Much of Gone to See the River Man takes the shape of a journey and the reader is never too sure of what awaits at the final destination, with the ‘cosmic horror’ element the author refers to remaining elusive until into the final stages. This is one of those books that even after reading 80% or more, I did not have the faintest idea how it was going to end with the shrouding of some of the plot twists, including a few real shockers; truly outstanding. What is waiting at the end of the journey? There will be no spoilers from me, but the appearance of the elusive River Man is well worth the wait.
The story is built upon two split narratives around 25 years apart, the focus of both is Lori, who is just about to turn 40 in the present-day story. Lori has a rather morbid hobby, she writes to serial killers and has an impressive collection of letters from previous correspondences. When the story begins, she is on the way to prison to meet Edmund Cox.
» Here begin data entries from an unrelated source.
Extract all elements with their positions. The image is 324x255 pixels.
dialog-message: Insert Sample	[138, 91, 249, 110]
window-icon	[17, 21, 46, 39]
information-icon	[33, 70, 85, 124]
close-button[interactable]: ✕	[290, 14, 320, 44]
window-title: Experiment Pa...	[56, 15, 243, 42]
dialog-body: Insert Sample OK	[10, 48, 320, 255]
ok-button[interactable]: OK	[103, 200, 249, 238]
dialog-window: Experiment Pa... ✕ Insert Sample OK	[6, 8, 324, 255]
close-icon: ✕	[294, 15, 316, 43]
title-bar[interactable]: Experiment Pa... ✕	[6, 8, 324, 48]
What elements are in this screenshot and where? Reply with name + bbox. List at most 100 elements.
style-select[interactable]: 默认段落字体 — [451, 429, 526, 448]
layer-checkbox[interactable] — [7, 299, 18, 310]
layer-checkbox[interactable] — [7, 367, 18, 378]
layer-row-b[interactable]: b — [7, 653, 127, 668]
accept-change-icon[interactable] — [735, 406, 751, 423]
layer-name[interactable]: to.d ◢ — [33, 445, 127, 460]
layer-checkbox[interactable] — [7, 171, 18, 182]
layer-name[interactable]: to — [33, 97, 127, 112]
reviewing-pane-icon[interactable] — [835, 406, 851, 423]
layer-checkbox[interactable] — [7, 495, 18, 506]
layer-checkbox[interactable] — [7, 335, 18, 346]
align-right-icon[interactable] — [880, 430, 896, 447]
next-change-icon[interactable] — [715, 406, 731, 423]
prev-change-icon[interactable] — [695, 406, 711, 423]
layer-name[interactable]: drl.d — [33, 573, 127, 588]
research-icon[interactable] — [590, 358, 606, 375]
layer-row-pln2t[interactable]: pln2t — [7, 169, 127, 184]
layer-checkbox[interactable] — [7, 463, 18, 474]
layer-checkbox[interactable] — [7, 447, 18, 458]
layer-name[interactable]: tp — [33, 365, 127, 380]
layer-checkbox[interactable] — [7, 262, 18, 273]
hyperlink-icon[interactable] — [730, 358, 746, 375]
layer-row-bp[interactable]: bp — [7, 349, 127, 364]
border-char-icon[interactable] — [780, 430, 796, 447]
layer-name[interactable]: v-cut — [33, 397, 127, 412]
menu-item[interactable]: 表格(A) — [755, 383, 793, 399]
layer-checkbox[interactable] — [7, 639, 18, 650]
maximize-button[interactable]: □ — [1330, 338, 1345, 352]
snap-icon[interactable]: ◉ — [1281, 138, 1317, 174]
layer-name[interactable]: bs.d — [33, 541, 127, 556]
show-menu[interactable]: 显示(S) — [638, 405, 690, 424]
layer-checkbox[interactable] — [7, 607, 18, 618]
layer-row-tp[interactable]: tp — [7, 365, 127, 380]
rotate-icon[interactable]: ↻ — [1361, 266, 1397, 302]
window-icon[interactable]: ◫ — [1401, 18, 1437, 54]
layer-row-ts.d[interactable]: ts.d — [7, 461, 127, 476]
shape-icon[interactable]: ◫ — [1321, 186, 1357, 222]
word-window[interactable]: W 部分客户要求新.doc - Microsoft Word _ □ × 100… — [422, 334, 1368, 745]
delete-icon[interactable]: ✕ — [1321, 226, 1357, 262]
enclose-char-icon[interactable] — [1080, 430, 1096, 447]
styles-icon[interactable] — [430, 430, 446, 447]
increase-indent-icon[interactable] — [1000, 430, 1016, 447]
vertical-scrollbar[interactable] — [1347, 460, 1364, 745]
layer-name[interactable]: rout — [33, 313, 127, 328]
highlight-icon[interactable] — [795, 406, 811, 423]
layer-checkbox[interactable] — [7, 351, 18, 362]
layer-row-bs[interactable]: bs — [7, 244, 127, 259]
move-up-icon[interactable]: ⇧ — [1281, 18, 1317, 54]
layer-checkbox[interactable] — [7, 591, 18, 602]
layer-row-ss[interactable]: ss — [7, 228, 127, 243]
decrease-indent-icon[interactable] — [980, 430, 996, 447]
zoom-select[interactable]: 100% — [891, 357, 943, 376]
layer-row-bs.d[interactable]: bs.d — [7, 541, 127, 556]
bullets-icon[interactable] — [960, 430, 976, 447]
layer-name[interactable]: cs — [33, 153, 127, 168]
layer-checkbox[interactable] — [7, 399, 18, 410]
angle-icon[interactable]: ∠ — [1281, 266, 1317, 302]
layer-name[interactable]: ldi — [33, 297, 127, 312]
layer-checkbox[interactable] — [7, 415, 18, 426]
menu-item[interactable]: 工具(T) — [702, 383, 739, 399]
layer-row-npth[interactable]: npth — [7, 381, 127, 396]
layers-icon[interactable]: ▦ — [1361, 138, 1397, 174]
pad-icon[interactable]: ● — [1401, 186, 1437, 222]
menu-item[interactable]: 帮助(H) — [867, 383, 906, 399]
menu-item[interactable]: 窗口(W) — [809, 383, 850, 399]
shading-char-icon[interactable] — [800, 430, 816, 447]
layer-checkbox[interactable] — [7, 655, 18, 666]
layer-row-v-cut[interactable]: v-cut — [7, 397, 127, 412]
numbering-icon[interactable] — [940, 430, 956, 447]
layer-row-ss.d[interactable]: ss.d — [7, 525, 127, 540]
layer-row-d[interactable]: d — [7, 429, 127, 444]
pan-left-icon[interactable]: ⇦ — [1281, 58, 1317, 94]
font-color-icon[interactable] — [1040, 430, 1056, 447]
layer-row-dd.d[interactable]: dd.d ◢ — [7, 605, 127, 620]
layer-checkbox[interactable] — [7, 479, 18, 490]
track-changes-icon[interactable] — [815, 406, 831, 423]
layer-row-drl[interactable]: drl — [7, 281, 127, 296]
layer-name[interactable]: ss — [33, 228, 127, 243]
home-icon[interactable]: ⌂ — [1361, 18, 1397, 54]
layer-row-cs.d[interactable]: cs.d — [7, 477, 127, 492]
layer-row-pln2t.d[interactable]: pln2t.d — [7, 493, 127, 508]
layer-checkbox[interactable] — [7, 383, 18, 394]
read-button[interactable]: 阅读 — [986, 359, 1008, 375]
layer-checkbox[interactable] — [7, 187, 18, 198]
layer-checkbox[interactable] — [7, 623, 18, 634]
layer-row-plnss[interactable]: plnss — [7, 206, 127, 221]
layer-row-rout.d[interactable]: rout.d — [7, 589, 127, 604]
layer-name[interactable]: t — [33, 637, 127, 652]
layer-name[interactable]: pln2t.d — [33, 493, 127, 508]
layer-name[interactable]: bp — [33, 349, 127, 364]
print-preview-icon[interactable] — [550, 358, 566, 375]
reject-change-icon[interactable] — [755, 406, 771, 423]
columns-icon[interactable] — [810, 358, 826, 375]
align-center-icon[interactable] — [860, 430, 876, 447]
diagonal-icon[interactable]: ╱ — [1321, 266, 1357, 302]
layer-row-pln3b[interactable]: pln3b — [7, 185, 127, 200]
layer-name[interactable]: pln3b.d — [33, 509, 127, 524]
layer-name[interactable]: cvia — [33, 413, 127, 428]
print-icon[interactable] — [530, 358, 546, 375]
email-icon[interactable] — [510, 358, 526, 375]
Lori is in love with Edmund, even though she knows he has tortured and killed many women, with a special fondness for those from the Far East. As the story unfolds, some of the letters, written by both Lori and Edmund, are dropped into the story. When the pair meet, Edmund gives Lori a mission, or a test, and this lies at the dark core of Gone to See the River Man.
Whilst Lori embarks her quest we also head back into her childhood to when she was around fifteen and the middle of three children. What happens in the past has a major part in what shapes the present and how Lori ends up in her current predicament, with both strands complementing each other perfectly. These teenage scenes are fascinating, once again the shrouding is superb, as everything moves into a shocking direction as the secrets are slowly, almost innocently, revealed by Lori. Her elder and more popular sister, Abby, is also dropped into the action with her younger brother Pete, both of which have crucial roles. The three-way sibling dynamics are so convincingly handled you’ll be looking for clues which might have sowed the seeds in shaping Lori into the woman who takes pleasure in sending dirty letters to serial killers.
Gone to See the River Man is mostly written in the third person from Lori’s point of view, but does occasionally jump to her sister Abby and back and forwards through the two time periods the story is set in. This is a deliberately jarring technique which keeps the reader on their toes with little being spoon-fed or telegraphed. Also, as Lori’s journey gets more dangerous, we begin to see how fractured her soul truly is and why. The ending is brutal, brilliant and totally unforgettable.
I rarely give 5/5 for reviews, but this is such an impressive piece of writing it will rank amongst the best of 2020. You’re unlikely to come across a better example of how to build dread over a relatively short page-count, with the split narratives both holding very different types of shocks and twists. You’re going to feel that you’re on the river with Lori, you might even get seasick, piggybacking upon her guilt in an exceptionally intense and bruising character study. At times you will almost certainly be forced to look away and I don’t blame you. Outstanding, a novel with genuine bite.